This script can be used to select and configure a public dnscrypt resolver to work with dnscrypt as described in http://nurdletech.com/linux-notes/dns/dnscrypt.html.
Before you can use it you must install the requests and docopt packages:
pip install --user requests docopt
To find a suitable resolver, change to the directory that contains this script and run:
./generate-dnscrypt-cmdline
This accesses the list of resolvers from https://github.com/jedisct1/dnscrypt-proxy and then prints out a summary of the available resolvers. You should choose one. Say, for example, the OpenNIC server in Dallas, which has the name fvz-rec-us-dal-01:
./generate-dnscrypt-cmdline fvz-rec-us-dal-01
This produces a command line that can configures dnscrypt-proxy so that it talks to the chosen resolver.

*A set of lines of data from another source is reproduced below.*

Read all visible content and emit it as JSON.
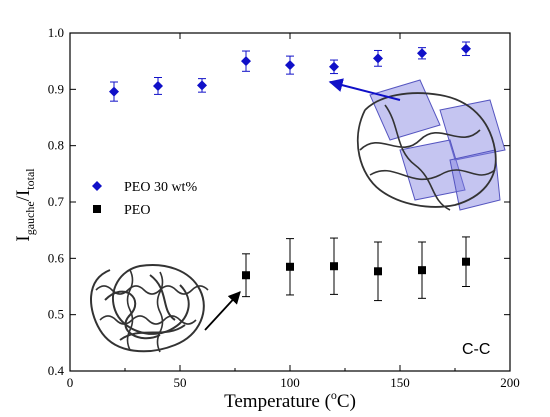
{
  "chart_data": {
    "type": "scatter",
    "xlabel": {
      "main": "Temperature (",
      "sup": "o",
      "end": "C)"
    },
    "ylabel": {
      "i1": "I",
      "sub1": "gauche",
      "slash": "/I",
      "sub2": "total"
    },
    "xlim": [
      0,
      200
    ],
    "ylim": [
      0.4,
      1.0
    ],
    "x_ticks": [
      0,
      50,
      100,
      150,
      200
    ],
    "y_ticks": [
      0.4,
      0.5,
      0.6,
      0.7,
      0.8,
      0.9,
      1.0
    ],
    "grid": false,
    "legend_position": "left",
    "annotation": "C-C",
    "series": [
      {
        "name": "PEO 30 wt%",
        "marker": "diamond",
        "color": "#1010c8",
        "x": [
          20,
          40,
          60,
          80,
          100,
          120,
          140,
          160,
          180
        ],
        "y": [
          0.896,
          0.906,
          0.907,
          0.95,
          0.943,
          0.94,
          0.955,
          0.964,
          0.972
        ],
        "err": [
          0.017,
          0.015,
          0.012,
          0.018,
          0.016,
          0.012,
          0.014,
          0.01,
          0.012
        ]
      },
      {
        "name": "PEO",
        "marker": "square",
        "color": "#000000",
        "x": [
          80,
          100,
          120,
          140,
          160,
          180
        ],
        "y": [
          0.57,
          0.585,
          0.586,
          0.577,
          0.579,
          0.594
        ],
        "err": [
          0.038,
          0.05,
          0.05,
          0.052,
          0.05,
          0.044
        ]
      }
    ]
  }
}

This script contains some assumptions that you can change by editing the script. One is that the location of the dnscrypt-proxy executable. Another is that dnscrypt-proxy should listen on port 2053. A third is that you would like a PID file (a file that contains the process ID of the dnscrypt-proxy process) and that it should be placed in /tmp.
Often one uses systemd to automatically start dnscrypt-proxy. To do so, add the generated command line to the ExecStart field in /etc/systemd/system/dnscrypt.service). The file should end up looking something like this:
[Unit]
Description = DNScrypt
After = network.target
[Service]
ExecStart = /usr/local/sbin/dnscrypt-proxy
--provider-key=B00D:7AC0:1927:F4F7:519D:A0F1:CC8B:52B7:B331:815C:8D8E:6E30:49C4:FEDA:558A:A453
--provider-name=2.dnscrypt-cert.fvz-rec-us-sea-01.dnsrec.meo.ws
--resolver-address=23.226.230.72
--local-address=127.0.0.1:2053
--pidfile=/tmp/dnscrypt.pid
--daemonize
Restart = always
Type = forking
User = nobody
PIDfile = /tmp/dnscrypt.pid
[Install]
WantedBy = default.target
After updating the dnscrypt.service file, you should run:
systemctl daemon-reload
You can start (or restart) your dnscrypt-proxy service using:
systemctl restart dnscrypt systemctl status dnscrypt
Be sure the status messages include the message: 'This certificate looks valid'. If not, there may be a problem with the resolver you chose. You might try choosing another.